What’s Unique About Kubernetes?

Kubernetes’ early success was mainly due to its creation and subsequent backing by Google. With an endorsement from a company like Google, many developers immediately became attracted to the idea of using it. Yet corporate hype isn’t the only reason it's popular.

One of the biggest technical features that Kubernetes executes really well is its autoscaling feature. If your production app is experiencing an unexpected spike in traffic, then it will automatically scale to handle the new workload. Compared to its competitors, it has the more maturity in this feature.

Kubernetes also isn’t bound to one specific container solution for its pods. Many competitors to Kubernetes are bound a bit more closely to what container solutions they support.

Another point that perks folks' interest about Kubernetes is the open-source nature of the project. As I mentioned earlier, being open-source allows infinite customization of the core product. Many of Kubernetes’ competing solutions offer no or limited customization to their products.

We’ve spent a few minutes talking up the good parts of Kubernetes, but what are some drawbacks or immature aspects of it?

What Are the Drawbacks to Kubernetes?

To be frank, Kubernetes has a reputation of being hard to set up. Once set up, the complaints seem to fall off. However, the journey getting to that point has a reputation of being fairly tough.

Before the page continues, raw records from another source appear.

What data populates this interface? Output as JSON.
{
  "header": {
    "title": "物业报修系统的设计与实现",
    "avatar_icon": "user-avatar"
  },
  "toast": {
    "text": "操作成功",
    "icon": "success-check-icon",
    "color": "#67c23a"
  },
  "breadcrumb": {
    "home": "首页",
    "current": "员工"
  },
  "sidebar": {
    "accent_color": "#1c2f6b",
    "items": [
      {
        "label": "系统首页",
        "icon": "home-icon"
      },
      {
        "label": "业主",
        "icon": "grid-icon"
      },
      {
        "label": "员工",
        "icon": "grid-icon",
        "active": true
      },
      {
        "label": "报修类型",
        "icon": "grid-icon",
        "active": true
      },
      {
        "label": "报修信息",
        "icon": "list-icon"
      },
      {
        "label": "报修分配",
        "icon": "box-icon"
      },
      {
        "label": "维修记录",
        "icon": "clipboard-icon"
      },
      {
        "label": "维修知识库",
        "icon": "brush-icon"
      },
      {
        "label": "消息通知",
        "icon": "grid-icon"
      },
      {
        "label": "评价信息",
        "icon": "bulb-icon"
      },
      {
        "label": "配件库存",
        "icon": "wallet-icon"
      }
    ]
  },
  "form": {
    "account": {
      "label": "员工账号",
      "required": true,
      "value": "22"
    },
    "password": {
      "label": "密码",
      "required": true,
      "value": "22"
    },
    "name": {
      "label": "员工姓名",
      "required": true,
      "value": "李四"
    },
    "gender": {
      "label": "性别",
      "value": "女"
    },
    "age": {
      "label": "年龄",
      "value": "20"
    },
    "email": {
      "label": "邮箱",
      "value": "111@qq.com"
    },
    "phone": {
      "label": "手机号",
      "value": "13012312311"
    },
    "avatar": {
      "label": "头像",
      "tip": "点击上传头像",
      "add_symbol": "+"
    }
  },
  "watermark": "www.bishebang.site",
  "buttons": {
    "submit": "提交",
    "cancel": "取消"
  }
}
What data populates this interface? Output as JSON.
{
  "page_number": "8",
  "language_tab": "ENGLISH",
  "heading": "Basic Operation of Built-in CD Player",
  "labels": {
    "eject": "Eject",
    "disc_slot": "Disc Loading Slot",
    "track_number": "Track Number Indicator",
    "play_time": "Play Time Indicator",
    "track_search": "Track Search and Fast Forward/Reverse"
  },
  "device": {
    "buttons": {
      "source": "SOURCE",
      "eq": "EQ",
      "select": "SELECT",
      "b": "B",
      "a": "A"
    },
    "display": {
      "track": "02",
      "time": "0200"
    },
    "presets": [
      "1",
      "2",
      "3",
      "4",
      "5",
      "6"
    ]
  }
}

Guides (Kubernetes: The Hard Way) argue that maybe understanding why Kubernetes is so hard to set up actually leans to a deeper understanding and controllery of the product. However, despite its reputation, many tools have started to emerge that make Kubernetes a bit more accessible.

Another thing that doesn’t work in Kubernetes’ favor is that its core feature set isn’t that unique compared to other products. There are a lot of other tools that have a similar feature set and are a bit easier to use. The lack of a completely unique feature will allow for other products -- with an easier learning curve -- to eat at Kubernetes’ market share.

While Kubernetes has its triumphs and its downfalls, what exactly is next for its development?

What’s Next for Kubernetes?

Moving forward, Kubernetes is trying to smooth out its learning curve by working closer with container providers like Docker to pave the way for easier integration with different types of containers.

Another cornerstone of Kubernetes’ mission moving forward is to make container orchestration a much more popular idea than it already is. Numerous companies have adopted the ideas of containerization in their products. However, the problems that Kubernetes solves haven’t exactly been adopted into the mainstream of tech development yet. Kubernetes’ mission moving forward is to make sure people understand its purpose.

Finally, there’s a plan to address Kubernetes’ competition. Providers like AWS and IBM have their own container management products. Kubernetes is working to better integrate into these platforms for increased adoption, whether that be a supported option for Kubernetes or an entire custom feature built around it. Kubernetes is simply trying to become more embedded in the products we use every day.

Overall, if you’re interested in finding a solution to container scaling and management, Kubernetes is a great place to start. Take the time to learn what it's about, and you’ll unlock a massive amount of headroom for your organization to scale and manage applications in production environments.